Green or Eco Camping
Here’s some tips to implement this successfully: dilute sustainability messages with concrete information. To the average festival goer ‘being green’ or ‘keeping it clean’ is not important or interesting, whereas amenities, atmosphere, and cost are convincing. So don’t push the ‘green’ – push comfort, atmosphere, and whatever else people will get out of this experience.
Some visitors usually might not go camping in their free time, and therefore have no use for a tent after the event. The option of renting a tent may prevent these visitors from buying a cheap tent and leaving it behind. Watch out for costs: this option should be lower than ‘glamping’. Lowlands will increase the amount of rentable tipis due to a high demand at last year’s event, which goes to show that this solution has high potential.
Rules and regulations
Festivals with multi-day camping are extremely complex, it is already difficult to 1) comply as a festival organization to all existing regulations as dictated by governments and 2) to enforce these rules towards each and every one in the audience. The latter would be possible (e.g. camping area ambassadors reminding everyone to keep it clean) but hugely costly, and the question is whether that money would not be better spent influencing behavior in a positive rather than constrictive way. However, festival organization do have the potential to take the lead by setting up ground-rules (e.g. forbidden to bring couches) and enforcing them enough so that future visitors will adhere to them.
Retailers doing their part
No surprises here: retailers have had an enormous role in the short-term thinking towards products. To be more specific, they have marketed the concept of a festivaltent to a point where it has become almost synonymous to a single-use product.
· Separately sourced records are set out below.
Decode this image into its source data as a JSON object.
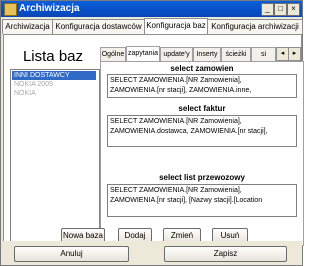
{
  "window": {
    "title": "Archiwizacja",
    "minimize": "_",
    "maximize": "□",
    "close": "×"
  },
  "tabs": [
    {
      "label": "Archiwizacja"
    },
    {
      "label": "Konfiguracja dostawców"
    },
    {
      "label": "Konfiguracja baz"
    },
    {
      "label": "Konfiguracja archiwizacji"
    }
  ],
  "lista": {
    "title": "Lista baz",
    "items": [
      {
        "label": "INNI DOSTAWCY"
      },
      {
        "label": "NOKIA 2009"
      },
      {
        "label": "NOKIA"
      }
    ]
  },
  "subtabs": [
    {
      "label": "Ogólne"
    },
    {
      "label": "zapytania"
    },
    {
      "label": "update'y"
    },
    {
      "label": "Inserty"
    },
    {
      "label": "ścieżki"
    },
    {
      "label": "si"
    }
  ],
  "scroll": {
    "left": "◂",
    "right": "▸"
  },
  "queries": {
    "zamowien": {
      "label": "select zamowien",
      "line1": "SELECT ZAMOWIENIA.[NR Zamowienia],",
      "line2": "ZAMOWIENIA.[nr stacji], ZAMOWIENIA.inne,"
    },
    "faktur": {
      "label": "select faktur",
      "line1": "SELECT ZAMOWIENIA.[NR Zamowienia],",
      "line2": "ZAMOWIENIA.dostawca, ZAMOWIENIA.[nr stacji],"
    },
    "przewozowy": {
      "label": "select list przewozowy",
      "line1": "SELECT ZAMOWIENIA.[NR Zamowienia],",
      "line2": "ZAMOWIENIA.[nr stacji], [Nazwy stacji].[Location"
    }
  },
  "buttons": {
    "nowa_baza": "Nowa baza",
    "dodaj": "Dodaj",
    "zmien": "Zmień",
    "usun": "Usuń",
    "anuluj": "Anuluj",
    "zapisz": "Zapisz"
  }
}
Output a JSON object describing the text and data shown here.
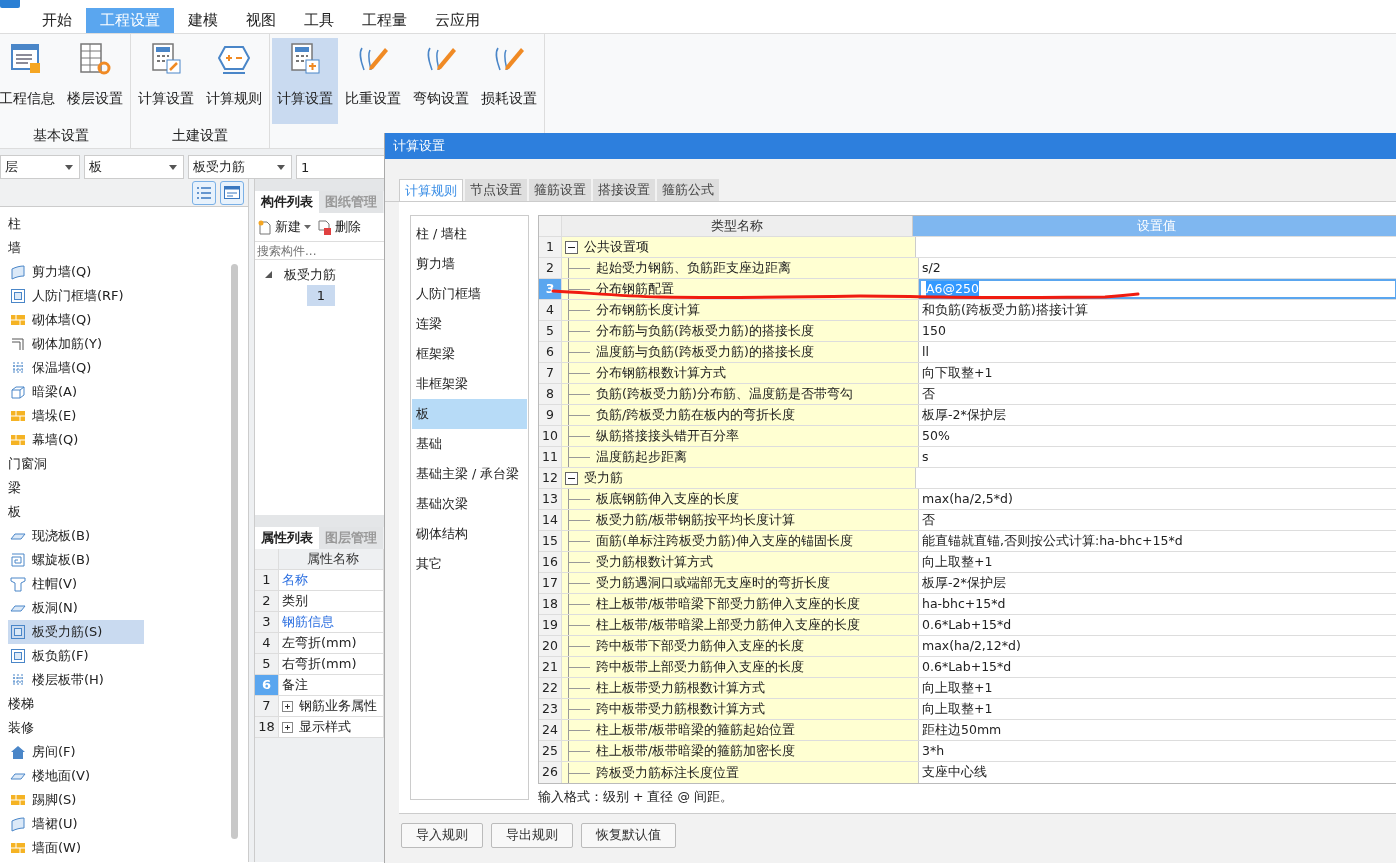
{
  "menu_tabs": [
    {
      "label": "开始",
      "selected": false
    },
    {
      "label": "工程设置",
      "selected": true
    },
    {
      "label": "建模",
      "selected": false
    },
    {
      "label": "视图",
      "selected": false
    },
    {
      "label": "工具",
      "selected": false
    },
    {
      "label": "工程量",
      "selected": false
    },
    {
      "label": "云应用",
      "selected": false
    }
  ],
  "ribbon": [
    {
      "label": "基本设置",
      "buttons": [
        {
          "label": "工程信息",
          "selected": false
        },
        {
          "label": "楼层设置",
          "selected": false
        }
      ]
    },
    {
      "label": "土建设置",
      "buttons": [
        {
          "label": "计算设置",
          "selected": false
        },
        {
          "label": "计算规则",
          "selected": false
        }
      ]
    },
    {
      "buttons": [
        {
          "label": "计算设置",
          "selected": true
        },
        {
          "label": "比重设置",
          "selected": false
        },
        {
          "label": "弯钩设置",
          "selected": false
        },
        {
          "label": "损耗设置",
          "selected": false
        }
      ]
    }
  ],
  "filters": [
    {
      "kind": "dropdown",
      "value": "层"
    },
    {
      "kind": "dropdown",
      "value": "板"
    },
    {
      "kind": "dropdown",
      "value": "板受力筋"
    },
    {
      "kind": "field",
      "value": "1"
    }
  ],
  "component_tree": [
    {
      "label": "柱"
    },
    {
      "label": "墙",
      "children": [
        {
          "label": "剪力墙(Q)",
          "selected": false
        },
        {
          "label": "人防门框墙(RF)",
          "selected": false
        },
        {
          "label": "砌体墙(Q)",
          "selected": false
        },
        {
          "label": "砌体加筋(Y)",
          "selected": false
        },
        {
          "label": "保温墙(Q)",
          "selected": false
        },
        {
          "label": "暗梁(A)",
          "selected": false
        },
        {
          "label": "墙垛(E)",
          "selected": false
        },
        {
          "label": "幕墙(Q)",
          "selected": false
        }
      ]
    },
    {
      "label": "门窗洞"
    },
    {
      "label": "梁"
    },
    {
      "label": "板",
      "children": [
        {
          "label": "现浇板(B)",
          "selected": false
        },
        {
          "label": "螺旋板(B)",
          "selected": false
        },
        {
          "label": "柱帽(V)",
          "selected": false
        },
        {
          "label": "板洞(N)",
          "selected": false
        },
        {
          "label": "板受力筋(S)",
          "selected": true
        },
        {
          "label": "板负筋(F)",
          "selected": false
        },
        {
          "label": "楼层板带(H)",
          "selected": false
        }
      ]
    },
    {
      "label": "楼梯"
    },
    {
      "label": "装修",
      "children": [
        {
          "label": "房间(F)",
          "selected": false
        },
        {
          "label": "楼地面(V)",
          "selected": false
        },
        {
          "label": "踢脚(S)",
          "selected": false
        },
        {
          "label": "墙裙(U)",
          "selected": false
        },
        {
          "label": "墙面(W)",
          "selected": false
        }
      ]
    }
  ],
  "component_list": {
    "tabs": [
      {
        "label": "构件列表",
        "selected": true
      },
      {
        "label": "图纸管理",
        "selected": false
      }
    ],
    "new_button": "新建",
    "delete_button": "删除",
    "search": {
      "placeholder": "搜索构件..."
    },
    "tree": [
      {
        "label": "板受力筋",
        "expanded": true,
        "children": [
          {
            "label": "1",
            "selected": true
          }
        ]
      }
    ]
  },
  "properties": {
    "tabs": [
      {
        "label": "属性列表",
        "selected": true
      },
      {
        "label": "图层管理",
        "selected": false
      }
    ],
    "header": "属性名称",
    "rows": [
      {
        "num": "1",
        "name": "名称",
        "kind": "public",
        "selected": false
      },
      {
        "num": "2",
        "name": "类别",
        "kind": "private",
        "selected": false
      },
      {
        "num": "3",
        "name": "钢筋信息",
        "kind": "public",
        "selected": false
      },
      {
        "num": "4",
        "name": "左弯折(mm)",
        "kind": "private",
        "selected": false
      },
      {
        "num": "5",
        "name": "右弯折(mm)",
        "kind": "private",
        "selected": false
      },
      {
        "num": "6",
        "name": "备注",
        "kind": "private",
        "selected": true
      },
      {
        "num": "7",
        "name": "钢筋业务属性",
        "kind": "group",
        "expanded": false,
        "selected": false
      },
      {
        "num": "18",
        "name": "显示样式",
        "kind": "group",
        "expanded": false,
        "selected": false
      }
    ]
  },
  "dialog": {
    "title": "计算设置",
    "tabs": [
      {
        "label": "计算规则",
        "selected": true
      },
      {
        "label": "节点设置",
        "selected": false
      },
      {
        "label": "箍筋设置",
        "selected": false
      },
      {
        "label": "搭接设置",
        "selected": false
      },
      {
        "label": "箍筋公式",
        "selected": false
      }
    ],
    "categories": [
      {
        "label": "柱 / 墙柱",
        "selected": false
      },
      {
        "label": "剪力墙",
        "selected": false
      },
      {
        "label": "人防门框墙",
        "selected": false
      },
      {
        "label": "连梁",
        "selected": false
      },
      {
        "label": "框架梁",
        "selected": false
      },
      {
        "label": "非框架梁",
        "selected": false
      },
      {
        "label": "板",
        "selected": true
      },
      {
        "label": "基础",
        "selected": false
      },
      {
        "label": "基础主梁 / 承台梁",
        "selected": false
      },
      {
        "label": "基础次梁",
        "selected": false
      },
      {
        "label": "砌体结构",
        "selected": false
      },
      {
        "label": "其它",
        "selected": false
      }
    ],
    "columns": [
      "类型名称",
      "设置值"
    ],
    "rows": [
      {
        "num": "1",
        "kind": "group",
        "expanded": true,
        "name": "公共设置项",
        "selected": false
      },
      {
        "num": "2",
        "kind": "item",
        "name": "起始受力钢筋、负筋距支座边距离",
        "value": "s/2",
        "selected": false
      },
      {
        "num": "3",
        "kind": "item",
        "name": "分布钢筋配置",
        "value": "A6@250",
        "selected": true
      },
      {
        "num": "4",
        "kind": "item",
        "name": "分布钢筋长度计算",
        "value": "和负筋(跨板受力筋)搭接计算",
        "selected": false
      },
      {
        "num": "5",
        "kind": "item",
        "name": "分布筋与负筋(跨板受力筋)的搭接长度",
        "value": "150",
        "selected": false
      },
      {
        "num": "6",
        "kind": "item",
        "name": "温度筋与负筋(跨板受力筋)的搭接长度",
        "value": "ll",
        "selected": false
      },
      {
        "num": "7",
        "kind": "item",
        "name": "分布钢筋根数计算方式",
        "value": "向下取整+1",
        "selected": false
      },
      {
        "num": "8",
        "kind": "item",
        "name": "负筋(跨板受力筋)分布筋、温度筋是否带弯勾",
        "value": "否",
        "selected": false
      },
      {
        "num": "9",
        "kind": "item",
        "name": "负筋/跨板受力筋在板内的弯折长度",
        "value": "板厚-2*保护层",
        "selected": false
      },
      {
        "num": "10",
        "kind": "item",
        "name": "纵筋搭接接头错开百分率",
        "value": "50%",
        "selected": false
      },
      {
        "num": "11",
        "kind": "item",
        "name": "温度筋起步距离",
        "value": "s",
        "selected": false
      },
      {
        "num": "12",
        "kind": "group",
        "expanded": true,
        "name": "受力筋",
        "selected": false
      },
      {
        "num": "13",
        "kind": "item",
        "name": "板底钢筋伸入支座的长度",
        "value": "max(ha/2,5*d)",
        "selected": false
      },
      {
        "num": "14",
        "kind": "item",
        "name": "板受力筋/板带钢筋按平均长度计算",
        "value": "否",
        "selected": false
      },
      {
        "num": "15",
        "kind": "item",
        "name": "面筋(单标注跨板受力筋)伸入支座的锚固长度",
        "value": "能直锚就直锚,否则按公式计算:ha-bhc+15*d",
        "selected": false
      },
      {
        "num": "16",
        "kind": "item",
        "name": "受力筋根数计算方式",
        "value": "向上取整+1",
        "selected": false
      },
      {
        "num": "17",
        "kind": "item",
        "name": "受力筋遇洞口或端部无支座时的弯折长度",
        "value": "板厚-2*保护层",
        "selected": false
      },
      {
        "num": "18",
        "kind": "item",
        "name": "柱上板带/板带暗梁下部受力筋伸入支座的长度",
        "value": "ha-bhc+15*d",
        "selected": false
      },
      {
        "num": "19",
        "kind": "item",
        "name": "柱上板带/板带暗梁上部受力筋伸入支座的长度",
        "value": "0.6*Lab+15*d",
        "selected": false
      },
      {
        "num": "20",
        "kind": "item",
        "name": "跨中板带下部受力筋伸入支座的长度",
        "value": "max(ha/2,12*d)",
        "selected": false
      },
      {
        "num": "21",
        "kind": "item",
        "name": "跨中板带上部受力筋伸入支座的长度",
        "value": "0.6*Lab+15*d",
        "selected": false
      },
      {
        "num": "22",
        "kind": "item",
        "name": "柱上板带受力筋根数计算方式",
        "value": "向上取整+1",
        "selected": false
      },
      {
        "num": "23",
        "kind": "item",
        "name": "跨中板带受力筋根数计算方式",
        "value": "向上取整+1",
        "selected": false
      },
      {
        "num": "24",
        "kind": "item",
        "name": "柱上板带/板带暗梁的箍筋起始位置",
        "value": "距柱边50mm",
        "selected": false
      },
      {
        "num": "25",
        "kind": "item",
        "name": "柱上板带/板带暗梁的箍筋加密长度",
        "value": "3*h",
        "selected": false
      },
      {
        "num": "26",
        "kind": "item",
        "name": "跨板受力筋标注长度位置",
        "value": "支座中心线",
        "selected": false
      }
    ],
    "hint": "输入格式：级别 + 直径 @ 间距。",
    "buttons": [
      "导入规则",
      "导出规则",
      "恢复默认值"
    ]
  }
}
A lot has to happen on this front to get rid of the current mindset – all parties involved must work together on this, retailers included.
“You are the person you have been waiting for to reduce waste”
The insights in this article stem from the program ‘Campsite waste; a single use plastic problem in need for a radical mindshift’ during ADE Green 2022. Frank Kimenai discussed this with Megan Best (Native Events), Teresa Moore (Green Festival Awards) and Eric van Eerdenburg (Lowlands).